I can’t tell you how often I’ve asked a client what colors they prefer for their website, and they respond, “Whatever you think is best.” What if the color combination I like best also happens to be the palette of the client’s alma mater’s biggest rival? True story, and trust me, the client’s ability to separate the colors from the rest of the design was touch-and-go for a while.
It’s overwhelming for some clients to verbalize how they envision their future website, or even a singular aspect of it. This isn’t what they do for a living, remember? They’re busy making widgets, not adding them to a home page.
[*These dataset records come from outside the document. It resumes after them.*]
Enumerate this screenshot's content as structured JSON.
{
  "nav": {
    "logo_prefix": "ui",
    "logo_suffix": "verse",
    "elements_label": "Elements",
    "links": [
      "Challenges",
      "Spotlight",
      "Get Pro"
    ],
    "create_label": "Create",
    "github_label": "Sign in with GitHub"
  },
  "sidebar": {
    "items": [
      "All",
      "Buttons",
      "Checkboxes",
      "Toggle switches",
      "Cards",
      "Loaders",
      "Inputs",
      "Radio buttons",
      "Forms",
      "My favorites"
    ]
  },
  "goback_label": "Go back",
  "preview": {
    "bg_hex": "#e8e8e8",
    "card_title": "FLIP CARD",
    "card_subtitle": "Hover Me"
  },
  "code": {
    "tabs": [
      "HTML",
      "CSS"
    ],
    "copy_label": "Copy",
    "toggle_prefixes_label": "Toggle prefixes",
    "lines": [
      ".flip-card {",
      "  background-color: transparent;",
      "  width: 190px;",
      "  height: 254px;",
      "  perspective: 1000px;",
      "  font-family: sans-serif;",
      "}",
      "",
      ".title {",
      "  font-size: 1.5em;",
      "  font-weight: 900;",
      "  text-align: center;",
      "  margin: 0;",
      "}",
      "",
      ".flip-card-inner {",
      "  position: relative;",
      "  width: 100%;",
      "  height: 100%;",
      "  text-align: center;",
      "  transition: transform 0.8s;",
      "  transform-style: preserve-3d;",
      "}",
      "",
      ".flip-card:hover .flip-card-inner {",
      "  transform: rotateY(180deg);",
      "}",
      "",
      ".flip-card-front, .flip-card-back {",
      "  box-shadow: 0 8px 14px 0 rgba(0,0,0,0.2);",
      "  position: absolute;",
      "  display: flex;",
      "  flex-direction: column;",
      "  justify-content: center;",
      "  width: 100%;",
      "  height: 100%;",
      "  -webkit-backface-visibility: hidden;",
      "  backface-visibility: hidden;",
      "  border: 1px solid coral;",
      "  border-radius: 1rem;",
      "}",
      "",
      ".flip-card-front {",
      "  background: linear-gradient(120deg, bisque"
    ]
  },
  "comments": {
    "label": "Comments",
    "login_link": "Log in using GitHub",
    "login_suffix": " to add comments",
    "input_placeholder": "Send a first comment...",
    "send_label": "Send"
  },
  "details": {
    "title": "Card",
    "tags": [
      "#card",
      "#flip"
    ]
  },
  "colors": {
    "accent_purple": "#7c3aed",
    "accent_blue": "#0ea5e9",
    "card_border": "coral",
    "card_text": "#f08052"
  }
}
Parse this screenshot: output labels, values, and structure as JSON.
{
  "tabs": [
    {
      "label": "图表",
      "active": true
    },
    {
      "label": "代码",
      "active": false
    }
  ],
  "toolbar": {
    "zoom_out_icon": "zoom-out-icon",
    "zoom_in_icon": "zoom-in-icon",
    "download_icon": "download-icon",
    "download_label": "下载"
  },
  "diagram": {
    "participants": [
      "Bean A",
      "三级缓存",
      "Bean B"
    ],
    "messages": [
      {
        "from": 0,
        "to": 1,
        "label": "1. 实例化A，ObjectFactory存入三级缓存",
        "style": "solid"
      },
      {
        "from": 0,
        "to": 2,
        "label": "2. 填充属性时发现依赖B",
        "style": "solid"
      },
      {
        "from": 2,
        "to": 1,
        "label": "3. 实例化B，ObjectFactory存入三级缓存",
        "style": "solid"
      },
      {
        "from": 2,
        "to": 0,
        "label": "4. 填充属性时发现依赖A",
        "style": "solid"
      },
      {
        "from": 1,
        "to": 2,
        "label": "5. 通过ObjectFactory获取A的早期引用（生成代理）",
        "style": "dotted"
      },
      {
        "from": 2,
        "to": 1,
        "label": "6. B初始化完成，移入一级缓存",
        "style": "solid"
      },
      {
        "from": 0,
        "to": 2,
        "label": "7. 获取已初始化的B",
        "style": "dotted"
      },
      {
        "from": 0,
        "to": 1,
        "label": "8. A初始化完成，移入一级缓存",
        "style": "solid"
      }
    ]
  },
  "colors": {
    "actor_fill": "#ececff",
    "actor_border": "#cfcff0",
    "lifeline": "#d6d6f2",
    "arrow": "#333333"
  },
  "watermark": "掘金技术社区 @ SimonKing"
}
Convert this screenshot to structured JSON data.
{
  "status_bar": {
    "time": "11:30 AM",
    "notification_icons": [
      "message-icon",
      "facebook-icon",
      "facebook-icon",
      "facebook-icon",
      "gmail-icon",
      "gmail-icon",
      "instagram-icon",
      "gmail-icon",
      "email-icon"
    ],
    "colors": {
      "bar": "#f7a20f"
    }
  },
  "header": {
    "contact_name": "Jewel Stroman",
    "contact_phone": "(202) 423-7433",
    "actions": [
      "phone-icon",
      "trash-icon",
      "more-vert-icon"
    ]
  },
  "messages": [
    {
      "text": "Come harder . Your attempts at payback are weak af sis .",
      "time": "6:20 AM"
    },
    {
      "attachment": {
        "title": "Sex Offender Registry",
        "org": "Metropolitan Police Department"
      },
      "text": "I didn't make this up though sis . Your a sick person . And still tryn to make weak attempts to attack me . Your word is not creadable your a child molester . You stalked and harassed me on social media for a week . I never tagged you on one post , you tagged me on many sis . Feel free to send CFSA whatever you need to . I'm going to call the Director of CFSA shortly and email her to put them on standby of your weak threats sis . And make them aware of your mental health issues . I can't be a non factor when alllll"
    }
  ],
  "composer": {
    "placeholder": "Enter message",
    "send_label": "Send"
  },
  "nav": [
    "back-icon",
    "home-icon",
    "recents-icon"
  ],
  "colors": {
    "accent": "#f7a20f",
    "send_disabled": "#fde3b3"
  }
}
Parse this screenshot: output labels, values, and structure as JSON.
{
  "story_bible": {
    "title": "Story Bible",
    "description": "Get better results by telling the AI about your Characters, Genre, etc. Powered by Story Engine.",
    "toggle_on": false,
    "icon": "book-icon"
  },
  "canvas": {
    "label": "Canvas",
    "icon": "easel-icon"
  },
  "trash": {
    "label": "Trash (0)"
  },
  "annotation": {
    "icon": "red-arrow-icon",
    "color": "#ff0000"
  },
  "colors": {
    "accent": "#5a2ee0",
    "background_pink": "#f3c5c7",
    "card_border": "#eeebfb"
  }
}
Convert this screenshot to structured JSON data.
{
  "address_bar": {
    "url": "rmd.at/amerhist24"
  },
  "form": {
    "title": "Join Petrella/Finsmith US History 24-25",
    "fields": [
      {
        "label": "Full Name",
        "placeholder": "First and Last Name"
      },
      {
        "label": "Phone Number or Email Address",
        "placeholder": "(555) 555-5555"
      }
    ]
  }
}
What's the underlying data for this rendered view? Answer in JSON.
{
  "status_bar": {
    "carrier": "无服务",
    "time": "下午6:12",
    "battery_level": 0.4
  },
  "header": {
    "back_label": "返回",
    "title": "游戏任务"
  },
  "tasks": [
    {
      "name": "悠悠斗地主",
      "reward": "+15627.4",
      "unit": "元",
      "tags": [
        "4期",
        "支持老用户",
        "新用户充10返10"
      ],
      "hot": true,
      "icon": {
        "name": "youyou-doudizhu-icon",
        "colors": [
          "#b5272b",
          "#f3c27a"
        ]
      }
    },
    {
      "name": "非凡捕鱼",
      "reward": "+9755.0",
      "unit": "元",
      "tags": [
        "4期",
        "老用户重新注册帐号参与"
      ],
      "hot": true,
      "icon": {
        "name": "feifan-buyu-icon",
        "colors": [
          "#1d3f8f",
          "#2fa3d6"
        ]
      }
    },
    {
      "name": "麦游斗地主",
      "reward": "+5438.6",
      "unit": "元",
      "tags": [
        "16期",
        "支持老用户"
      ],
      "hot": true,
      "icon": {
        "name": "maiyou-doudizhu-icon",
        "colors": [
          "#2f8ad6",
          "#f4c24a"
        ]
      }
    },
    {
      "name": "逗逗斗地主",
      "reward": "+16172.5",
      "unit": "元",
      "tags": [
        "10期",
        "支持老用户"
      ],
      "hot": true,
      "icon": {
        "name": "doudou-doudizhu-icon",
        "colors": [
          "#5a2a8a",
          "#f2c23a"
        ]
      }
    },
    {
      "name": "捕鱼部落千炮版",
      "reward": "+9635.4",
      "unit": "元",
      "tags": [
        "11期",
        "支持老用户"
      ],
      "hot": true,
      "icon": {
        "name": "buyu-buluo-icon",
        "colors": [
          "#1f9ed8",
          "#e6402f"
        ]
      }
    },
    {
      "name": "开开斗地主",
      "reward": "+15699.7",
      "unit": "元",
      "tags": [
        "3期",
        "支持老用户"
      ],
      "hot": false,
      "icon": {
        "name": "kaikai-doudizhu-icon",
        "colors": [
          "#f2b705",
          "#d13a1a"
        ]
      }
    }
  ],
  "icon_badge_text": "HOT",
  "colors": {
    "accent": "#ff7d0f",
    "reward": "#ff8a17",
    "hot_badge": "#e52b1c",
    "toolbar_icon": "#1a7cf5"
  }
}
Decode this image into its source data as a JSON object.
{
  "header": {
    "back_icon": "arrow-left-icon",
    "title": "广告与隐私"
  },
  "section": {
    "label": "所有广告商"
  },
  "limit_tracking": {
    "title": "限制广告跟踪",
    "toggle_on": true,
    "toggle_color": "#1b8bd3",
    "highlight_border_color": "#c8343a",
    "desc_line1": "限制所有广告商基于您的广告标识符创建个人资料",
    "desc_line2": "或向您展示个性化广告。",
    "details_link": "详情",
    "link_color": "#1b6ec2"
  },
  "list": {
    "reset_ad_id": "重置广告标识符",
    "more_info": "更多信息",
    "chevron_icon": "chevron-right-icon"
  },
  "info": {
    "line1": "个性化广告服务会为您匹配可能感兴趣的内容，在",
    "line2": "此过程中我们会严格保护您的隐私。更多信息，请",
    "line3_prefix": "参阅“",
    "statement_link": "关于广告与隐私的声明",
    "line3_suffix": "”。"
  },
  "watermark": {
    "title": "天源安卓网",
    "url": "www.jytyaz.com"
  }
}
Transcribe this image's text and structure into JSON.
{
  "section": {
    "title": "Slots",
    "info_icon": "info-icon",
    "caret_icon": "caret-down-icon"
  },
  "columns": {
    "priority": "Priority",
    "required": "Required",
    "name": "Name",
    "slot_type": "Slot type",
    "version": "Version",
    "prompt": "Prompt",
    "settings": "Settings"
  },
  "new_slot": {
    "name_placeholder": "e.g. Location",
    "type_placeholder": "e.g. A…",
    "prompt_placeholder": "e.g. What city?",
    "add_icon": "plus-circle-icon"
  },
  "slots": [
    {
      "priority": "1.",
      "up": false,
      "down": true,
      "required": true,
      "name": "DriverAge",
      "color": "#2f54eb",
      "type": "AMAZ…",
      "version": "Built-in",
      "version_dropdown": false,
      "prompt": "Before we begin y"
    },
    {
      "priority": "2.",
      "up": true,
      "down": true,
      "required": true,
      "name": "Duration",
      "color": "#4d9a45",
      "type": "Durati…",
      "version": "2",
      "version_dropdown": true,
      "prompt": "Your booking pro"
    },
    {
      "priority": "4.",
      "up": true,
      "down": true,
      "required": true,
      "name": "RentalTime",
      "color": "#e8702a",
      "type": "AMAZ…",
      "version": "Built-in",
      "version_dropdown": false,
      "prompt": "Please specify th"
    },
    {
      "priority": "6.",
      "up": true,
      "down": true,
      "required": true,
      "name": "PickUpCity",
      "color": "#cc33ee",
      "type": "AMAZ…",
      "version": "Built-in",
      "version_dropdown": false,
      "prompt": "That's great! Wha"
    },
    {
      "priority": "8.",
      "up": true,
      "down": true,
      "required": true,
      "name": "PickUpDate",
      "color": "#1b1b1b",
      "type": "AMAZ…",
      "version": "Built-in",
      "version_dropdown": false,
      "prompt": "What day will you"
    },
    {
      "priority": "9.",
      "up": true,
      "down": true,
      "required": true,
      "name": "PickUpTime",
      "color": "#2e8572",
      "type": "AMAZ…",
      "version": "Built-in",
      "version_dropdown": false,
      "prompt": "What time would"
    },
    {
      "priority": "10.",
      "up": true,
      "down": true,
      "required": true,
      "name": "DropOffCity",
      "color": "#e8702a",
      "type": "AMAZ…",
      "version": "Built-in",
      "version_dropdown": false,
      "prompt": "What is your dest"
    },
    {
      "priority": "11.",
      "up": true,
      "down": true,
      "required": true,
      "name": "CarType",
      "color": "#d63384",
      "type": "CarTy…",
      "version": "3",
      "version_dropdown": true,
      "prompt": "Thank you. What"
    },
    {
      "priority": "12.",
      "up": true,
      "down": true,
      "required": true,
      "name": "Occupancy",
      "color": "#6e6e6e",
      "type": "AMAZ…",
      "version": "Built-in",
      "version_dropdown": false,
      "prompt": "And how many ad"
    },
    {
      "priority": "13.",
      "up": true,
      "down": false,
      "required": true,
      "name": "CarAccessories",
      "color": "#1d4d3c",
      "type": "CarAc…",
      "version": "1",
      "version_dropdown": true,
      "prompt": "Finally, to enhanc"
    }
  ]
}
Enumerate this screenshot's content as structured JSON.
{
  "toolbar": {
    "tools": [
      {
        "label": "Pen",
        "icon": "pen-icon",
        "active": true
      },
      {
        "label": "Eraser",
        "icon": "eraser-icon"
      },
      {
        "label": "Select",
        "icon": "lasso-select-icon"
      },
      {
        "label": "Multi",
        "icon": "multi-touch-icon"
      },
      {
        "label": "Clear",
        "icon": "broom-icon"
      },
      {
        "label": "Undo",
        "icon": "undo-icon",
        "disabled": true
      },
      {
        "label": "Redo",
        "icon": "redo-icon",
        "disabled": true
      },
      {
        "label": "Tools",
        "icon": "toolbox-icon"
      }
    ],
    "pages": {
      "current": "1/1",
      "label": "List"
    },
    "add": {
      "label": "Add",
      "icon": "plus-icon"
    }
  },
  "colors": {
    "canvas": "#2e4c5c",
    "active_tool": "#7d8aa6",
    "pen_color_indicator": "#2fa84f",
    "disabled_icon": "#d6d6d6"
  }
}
That’s why it’s essential to get to know your website design clients by asking questions that clue you into a little more than the basics of their business — target demographic, competitors and such. You want to find out the mood they’re going for, what they like and what they don’t.
Ask and ye shall receive
In 7 Questions to Ask a Prospective Design Client, designer and blogger Elaine Griffin shares the questionnaire she sends to all prospective website design clients. Yes, prospective. Even if she hasn’t been hired, she sends the questionnaire as an opportunity to get to know the people who might hire her a little bit better. Pretty smart way to make a strong first impression, huh?
Designers, bookmark this post!
Elaine’s questionnaire is a mixture of inquiries related to design and marketing. Some of the basic questions (such as preferred colors) are no-brainers. But others — like asking prospects to pick their three favorite websites and describe the design elements that speak loudest to them — are brilliant techniques for mining design opinions from non-designers. And she takes it one step further by asking prospective clients to share specific websites they don’t like. I’ve done this, too, and it works. I think it’s one of the best ways to discuss design elements with clients who feel overwhelmed by the idea of design-speak.
I also love what Elaine has to say about understanding a client’s target market:
“When you are creating a brand for a client, you need to give the brand some humanity; something to relate to. Part of the process of creating a relatable brand is knowing the design aesthetic that target audience expects from a brand like your client’s—including what they expect from a website.”
Equally inspiring are the explanations behind Elaine’s questions. The “why,” if you will. Here’s a good example:
“When someone views your logo, site, and social media (your brand), what do you want their first impression to be? Please list 3 or more adjectives.”
In addition to using the adjectives to understand the personality the design should convey, Elaine explains the adjectives give her “something to search for when I’m brainstorming the design. That’s right: I use these adjectives to search in Google Images™, to see how other brands have chosen to display their unique personalities.”
If you’re not already using Google Images in your design research for clients, you will be now!
Elaine’s questionnaire is an example of how carefully considered questions can give a website designer an edge in design consultations (and client retention). From a client’s perspective, think of the credibility you’ll gain and the confidence you’ll inspire when you speak knowledgeably about how everything from target audience to font type can help convey the desired personality of the business or brand. And more inspired designs lead to more client referrals.